The day provided valuable insights and perspectives from international and national speakers and panel discussions. Over 37 organisations on the island of Ireland attended the event that included researchers, clinicians, industry partners, funders, service providers, policy makers and people with life-limiting conditions, carers and interested citizens through our Voices4Care panel.
Some of the highlights from the day included presentations from the expert speakers on the challenges in designing technology to understand the needs of the user, the ethical considerations and viability of bringing the solution to market. As well as the positive impacts technology can make that allow people to stay at home with remote symptom management, sensors to prevent failing and support mobility, service robots who can provide both practical and social support, web based end-of-life care education and radar technology to provide touchless monitoring of vital signs at end-of-life.
During an open session, participants had the opportunity to discuss and explore with the expert speakers several key topics, including the innovation process, practical and ethical issues, research priorities, implementation, academic-industry collaborations and learning from past experiences.
The key message from the day was the importance of including all key stakeholders in designing and developing technologies. This includes the user, researchers (health, science, engineering, business/marketing), clinicians, service providers, industry partners, funders, charity partners and policy makers from the start. In order to avoid duplication, maximise expertise and resources to work together on solutions that improve the quality of life for the person with palliative care needs whether they are at home, in a hospice or hospital.

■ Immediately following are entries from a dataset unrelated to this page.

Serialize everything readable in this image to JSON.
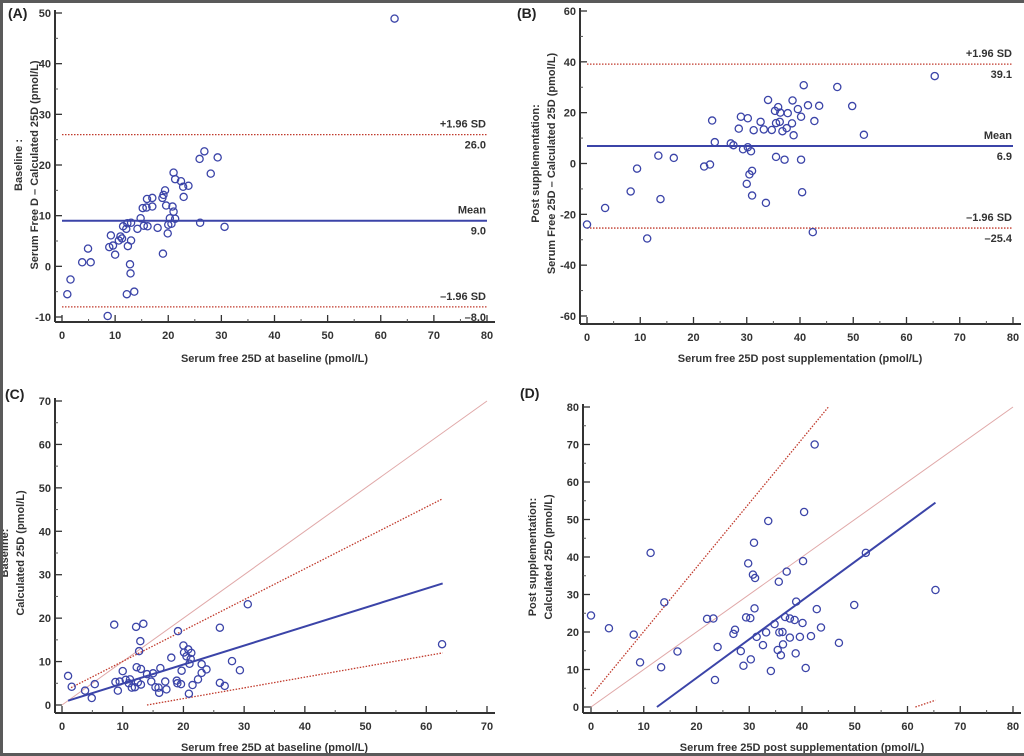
{
  "chart_data": [
    {
      "id": "A",
      "type": "scatter",
      "panel_label": "(A)",
      "title": "",
      "xlabel": "Serum free 25D at baseline (pmol/L)",
      "ylabel_lines": [
        "Baseline :",
        "Serum Free D – Calculated 25D (pmol/L)"
      ],
      "xlim": [
        0,
        80
      ],
      "ylim": [
        -10,
        50
      ],
      "xticks": [
        0,
        10,
        20,
        30,
        40,
        50,
        60,
        70,
        80
      ],
      "yticks": [
        -10,
        0,
        10,
        20,
        30,
        40,
        50
      ],
      "grid": false,
      "hlines": [
        {
          "name": "upper-loa",
          "y": 26.0,
          "style": "dotted",
          "color": "#c0392b",
          "label_top": "+1.96 SD",
          "label_bottom": "26.0"
        },
        {
          "name": "mean",
          "y": 9.0,
          "style": "solid",
          "color": "#3b44a8",
          "label_top": "Mean",
          "label_bottom": "9.0"
        },
        {
          "name": "lower-loa",
          "y": -8.0,
          "style": "dotted",
          "color": "#c0392b",
          "label_top": "–1.96 SD",
          "label_bottom": "–8.0"
        }
      ],
      "points": [
        [
          1,
          -5.5
        ],
        [
          1.6,
          -2.6
        ],
        [
          3.8,
          0.8
        ],
        [
          4.9,
          3.5
        ],
        [
          5.4,
          0.8
        ],
        [
          8.6,
          -9.8
        ],
        [
          8.9,
          3.8
        ],
        [
          9.2,
          6.1
        ],
        [
          9.6,
          4.1
        ],
        [
          10,
          2.3
        ],
        [
          10.7,
          5.1
        ],
        [
          11,
          5.9
        ],
        [
          11.3,
          5.5
        ],
        [
          11.5,
          7.9
        ],
        [
          12.1,
          7.4
        ],
        [
          12.3,
          8.5
        ],
        [
          12.2,
          -5.5
        ],
        [
          12.4,
          4
        ],
        [
          12.8,
          0.4
        ],
        [
          12.9,
          -1.4
        ],
        [
          13,
          8.6
        ],
        [
          13,
          5.1
        ],
        [
          13.6,
          -5
        ],
        [
          14.2,
          7.4
        ],
        [
          14.8,
          9.5
        ],
        [
          15.2,
          11.5
        ],
        [
          15.4,
          8
        ],
        [
          15.9,
          11.6
        ],
        [
          16,
          13.3
        ],
        [
          16.1,
          7.9
        ],
        [
          17,
          13.5
        ],
        [
          17,
          11.8
        ],
        [
          18,
          7.6
        ],
        [
          18.9,
          13.5
        ],
        [
          19.1,
          14.1
        ],
        [
          19,
          2.5
        ],
        [
          19.4,
          15
        ],
        [
          19.6,
          12
        ],
        [
          19.9,
          6.5
        ],
        [
          20,
          8.2
        ],
        [
          20.3,
          9.5
        ],
        [
          20.6,
          8.4
        ],
        [
          20.8,
          11.8
        ],
        [
          21,
          18.5
        ],
        [
          21,
          10.8
        ],
        [
          21.3,
          9.4
        ],
        [
          21.3,
          17.2
        ],
        [
          22.4,
          16.8
        ],
        [
          22.8,
          15.7
        ],
        [
          22.9,
          13.7
        ],
        [
          23.8,
          15.9
        ],
        [
          25.9,
          21.2
        ],
        [
          26,
          8.6
        ],
        [
          26.8,
          22.7
        ],
        [
          28,
          18.3
        ],
        [
          29.3,
          21.5
        ],
        [
          30.6,
          7.8
        ],
        [
          62.6,
          48.9
        ]
      ]
    },
    {
      "id": "B",
      "type": "scatter",
      "panel_label": "(B)",
      "title": "",
      "xlabel": "Serum free 25D post supplementation (pmol/L)",
      "ylabel_lines": [
        "Post supplementation:",
        "Serum Free 25D – Calculated 25D (pmol/L)"
      ],
      "xlim": [
        0,
        80
      ],
      "ylim": [
        -60,
        60
      ],
      "xticks": [
        0,
        10,
        20,
        30,
        40,
        50,
        60,
        70,
        80
      ],
      "yticks": [
        -60,
        -40,
        -20,
        0,
        20,
        40,
        60
      ],
      "grid": false,
      "hlines": [
        {
          "name": "upper-loa",
          "y": 39.1,
          "style": "dotted",
          "color": "#c0392b",
          "label_top": "+1.96 SD",
          "label_bottom": "39.1"
        },
        {
          "name": "mean",
          "y": 6.9,
          "style": "solid",
          "color": "#3b44a8",
          "label_top": "Mean",
          "label_bottom": "6.9"
        },
        {
          "name": "lower-loa",
          "y": -25.4,
          "style": "dotted",
          "color": "#c0392b",
          "label_top": "–1.96 SD",
          "label_bottom": "–25.4"
        }
      ],
      "points": [
        [
          0,
          -24
        ],
        [
          3.4,
          -17.5
        ],
        [
          8.2,
          -11
        ],
        [
          9.4,
          -2
        ],
        [
          11.3,
          -29.5
        ],
        [
          13.4,
          3.1
        ],
        [
          13.8,
          -14
        ],
        [
          16.3,
          2.2
        ],
        [
          22,
          -1.2
        ],
        [
          23.1,
          -0.4
        ],
        [
          23.5,
          16.9
        ],
        [
          24,
          8.4
        ],
        [
          27,
          7.9
        ],
        [
          27.5,
          7.2
        ],
        [
          28.5,
          13.7
        ],
        [
          28.9,
          18.4
        ],
        [
          29.3,
          5.6
        ],
        [
          30.2,
          6.4
        ],
        [
          30.2,
          17.8
        ],
        [
          30.5,
          -4.3
        ],
        [
          30.8,
          4.8
        ],
        [
          31,
          -2.9
        ],
        [
          31,
          -12.6
        ],
        [
          31.3,
          13.1
        ],
        [
          30,
          -8
        ],
        [
          32.6,
          16.4
        ],
        [
          33.2,
          13.4
        ],
        [
          33.6,
          -15.5
        ],
        [
          34,
          25
        ],
        [
          34.7,
          13.2
        ],
        [
          35.3,
          20.7
        ],
        [
          35.5,
          15.9
        ],
        [
          35.5,
          2.6
        ],
        [
          35.9,
          22.2
        ],
        [
          36.2,
          16.4
        ],
        [
          36.3,
          20
        ],
        [
          36.7,
          12.7
        ],
        [
          37.1,
          1.5
        ],
        [
          37.5,
          13.9
        ],
        [
          37.7,
          19.8
        ],
        [
          38.5,
          15.8
        ],
        [
          38.6,
          24.8
        ],
        [
          38.8,
          11.1
        ],
        [
          39.6,
          21.4
        ],
        [
          40.2,
          18.4
        ],
        [
          40.2,
          1.5
        ],
        [
          40.4,
          -11.3
        ],
        [
          40.7,
          30.8
        ],
        [
          41.5,
          22.9
        ],
        [
          42.4,
          -27
        ],
        [
          42.7,
          16.7
        ],
        [
          43.6,
          22.7
        ],
        [
          47,
          30.1
        ],
        [
          49.8,
          22.6
        ],
        [
          52,
          11.3
        ],
        [
          65.3,
          34.4
        ]
      ]
    },
    {
      "id": "C",
      "type": "scatter",
      "panel_label": "(C)",
      "title": "",
      "xlabel": "Serum free 25D at baseline (pmol/L)",
      "ylabel_lines": [
        "Baseline:",
        "Calculated 25D (pmol/L)"
      ],
      "xlim": [
        0,
        70
      ],
      "ylim": [
        0,
        70
      ],
      "xticks": [
        0,
        10,
        20,
        30,
        40,
        50,
        60,
        70
      ],
      "yticks": [
        0,
        10,
        20,
        30,
        40,
        50,
        60,
        70
      ],
      "grid": false,
      "lines": [
        {
          "name": "identity-line",
          "from": [
            0,
            0
          ],
          "to": [
            70,
            70
          ],
          "style": "solid-thin",
          "color": "#e0a8a8"
        },
        {
          "name": "upper-ci-line",
          "from": [
            1.5,
            4
          ],
          "to": [
            62.7,
            47.5
          ],
          "style": "dotted",
          "color": "#c0392b"
        },
        {
          "name": "regression-line",
          "from": [
            1,
            1
          ],
          "to": [
            62.7,
            28
          ],
          "style": "solid",
          "color": "#3b44a8"
        },
        {
          "name": "lower-ci-line",
          "from": [
            14,
            0
          ],
          "to": [
            62.7,
            12
          ],
          "style": "dotted",
          "color": "#c0392b"
        }
      ],
      "points": [
        [
          1,
          6.7
        ],
        [
          1.6,
          4.2
        ],
        [
          3.8,
          3.3
        ],
        [
          4.9,
          1.6
        ],
        [
          5.4,
          4.8
        ],
        [
          8.6,
          18.5
        ],
        [
          8.8,
          5.3
        ],
        [
          9.2,
          3.3
        ],
        [
          9.5,
          5.4
        ],
        [
          10,
          7.8
        ],
        [
          10.5,
          5.8
        ],
        [
          11,
          5
        ],
        [
          11.2,
          5.9
        ],
        [
          11.5,
          4
        ],
        [
          12,
          4.1
        ],
        [
          12.2,
          18
        ],
        [
          12.3,
          8.7
        ],
        [
          12.5,
          5.2
        ],
        [
          12.7,
          12.4
        ],
        [
          12.9,
          14.7
        ],
        [
          13,
          8.3
        ],
        [
          13,
          4.7
        ],
        [
          13.4,
          18.7
        ],
        [
          14,
          7.1
        ],
        [
          14.7,
          5.4
        ],
        [
          15,
          7.3
        ],
        [
          15.4,
          4.1
        ],
        [
          15.9,
          4
        ],
        [
          16,
          2.8
        ],
        [
          16.2,
          8.5
        ],
        [
          17,
          5.4
        ],
        [
          17.2,
          3.6
        ],
        [
          18,
          10.9
        ],
        [
          18.9,
          5.6
        ],
        [
          19,
          5
        ],
        [
          19.1,
          17
        ],
        [
          19.6,
          4.8
        ],
        [
          19.7,
          7.9
        ],
        [
          20,
          13.7
        ],
        [
          20.1,
          12.1
        ],
        [
          20.5,
          11.2
        ],
        [
          20.8,
          12.8
        ],
        [
          20.9,
          2.6
        ],
        [
          21,
          9.5
        ],
        [
          21.2,
          10.6
        ],
        [
          21.3,
          12
        ],
        [
          21.5,
          4.6
        ],
        [
          22.4,
          5.9
        ],
        [
          23,
          7.4
        ],
        [
          23,
          9.4
        ],
        [
          23.8,
          8.2
        ],
        [
          26,
          17.8
        ],
        [
          26,
          5.1
        ],
        [
          26.8,
          4.4
        ],
        [
          28,
          10.1
        ],
        [
          29.3,
          8
        ],
        [
          30.6,
          23.2
        ],
        [
          62.6,
          14
        ]
      ]
    },
    {
      "id": "D",
      "type": "scatter",
      "panel_label": "(D)",
      "title": "",
      "xlabel": "Serum free 25D post supplementation (pmol/L)",
      "ylabel_lines": [
        "Post supplementation:",
        "Calculated 25D (pmol/L)"
      ],
      "xlim": [
        0,
        80
      ],
      "ylim": [
        0,
        80
      ],
      "xticks": [
        0,
        10,
        20,
        30,
        40,
        50,
        60,
        70,
        80
      ],
      "yticks": [
        0,
        10,
        20,
        30,
        40,
        50,
        60,
        70,
        80
      ],
      "grid": false,
      "lines": [
        {
          "name": "identity-line",
          "from": [
            0,
            0
          ],
          "to": [
            80,
            80
          ],
          "style": "solid-thin",
          "color": "#e0a8a8"
        },
        {
          "name": "upper-ci-line",
          "from": [
            0,
            3
          ],
          "to": [
            45,
            80
          ],
          "style": "dotted",
          "color": "#c0392b"
        },
        {
          "name": "regression-line",
          "from": [
            12.5,
            0
          ],
          "to": [
            65.3,
            54.5
          ],
          "style": "solid",
          "color": "#3b44a8"
        },
        {
          "name": "lower-ci-line",
          "from": [
            61.5,
            0
          ],
          "to": [
            65.3,
            1.8
          ],
          "style": "dotted",
          "color": "#c0392b"
        }
      ],
      "points": [
        [
          0,
          24.4
        ],
        [
          3.4,
          21
        ],
        [
          8.1,
          19.3
        ],
        [
          9.3,
          11.9
        ],
        [
          11.3,
          41.1
        ],
        [
          13.3,
          10.6
        ],
        [
          13.9,
          27.9
        ],
        [
          16.4,
          14.8
        ],
        [
          22,
          23.5
        ],
        [
          23.2,
          23.6
        ],
        [
          23.5,
          7.2
        ],
        [
          24,
          16
        ],
        [
          27,
          19.5
        ],
        [
          27.3,
          20.6
        ],
        [
          28.4,
          14.9
        ],
        [
          28.9,
          11
        ],
        [
          29.4,
          23.9
        ],
        [
          29.8,
          38.3
        ],
        [
          30.2,
          23.7
        ],
        [
          30.3,
          12.7
        ],
        [
          30.7,
          35.3
        ],
        [
          30.9,
          43.8
        ],
        [
          31,
          26.3
        ],
        [
          31.1,
          34.4
        ],
        [
          31.4,
          18.7
        ],
        [
          32.6,
          16.5
        ],
        [
          33.2,
          19.9
        ],
        [
          33.6,
          49.6
        ],
        [
          34.1,
          9.6
        ],
        [
          34.8,
          22.1
        ],
        [
          35.4,
          15.2
        ],
        [
          35.6,
          33.4
        ],
        [
          35.7,
          19.9
        ],
        [
          36,
          13.8
        ],
        [
          36.3,
          20
        ],
        [
          36.4,
          16.7
        ],
        [
          36.8,
          24
        ],
        [
          37.1,
          36.1
        ],
        [
          37.7,
          23.6
        ],
        [
          37.7,
          18.5
        ],
        [
          38.6,
          23.2
        ],
        [
          38.8,
          14.3
        ],
        [
          38.9,
          28.1
        ],
        [
          39.6,
          18.7
        ],
        [
          40.1,
          22.4
        ],
        [
          40.2,
          38.9
        ],
        [
          40.4,
          52
        ],
        [
          40.7,
          10.4
        ],
        [
          41.7,
          18.9
        ],
        [
          42.4,
          70
        ],
        [
          42.8,
          26.1
        ],
        [
          43.6,
          21.2
        ],
        [
          47,
          17.1
        ],
        [
          49.9,
          27.2
        ],
        [
          52.1,
          41.1
        ],
        [
          65.3,
          31.2
        ]
      ]
    }
  ]
}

We would like to acknowledge our speakers on the day, Dr Tobias Steigleder, University of Erlangen (Germany), Professor Lorenzo Chiari, University of Bologna (Italy), Dr Maria Bulgheroni, Abacus Milan (Italy), Dr Mariko Masujima, Chiba University (Japan), Dr Geraldine Foley, TCD, Dr Fiachra O’Brolchain, DCU, Dr Patricia Fox, UCD, Dr Stephen O’Driscoll, SFI, Dr Claudine Kearney, RCSI, Tim Jones, Bioinnovate NUIG, Professor Suzanne Martin, Ulster University and Professor Dympna Casey, NUIG. Also our panel members Ray Elder, South Eastern Health and Social Care Trust and Candace Lafleur CR Robotics.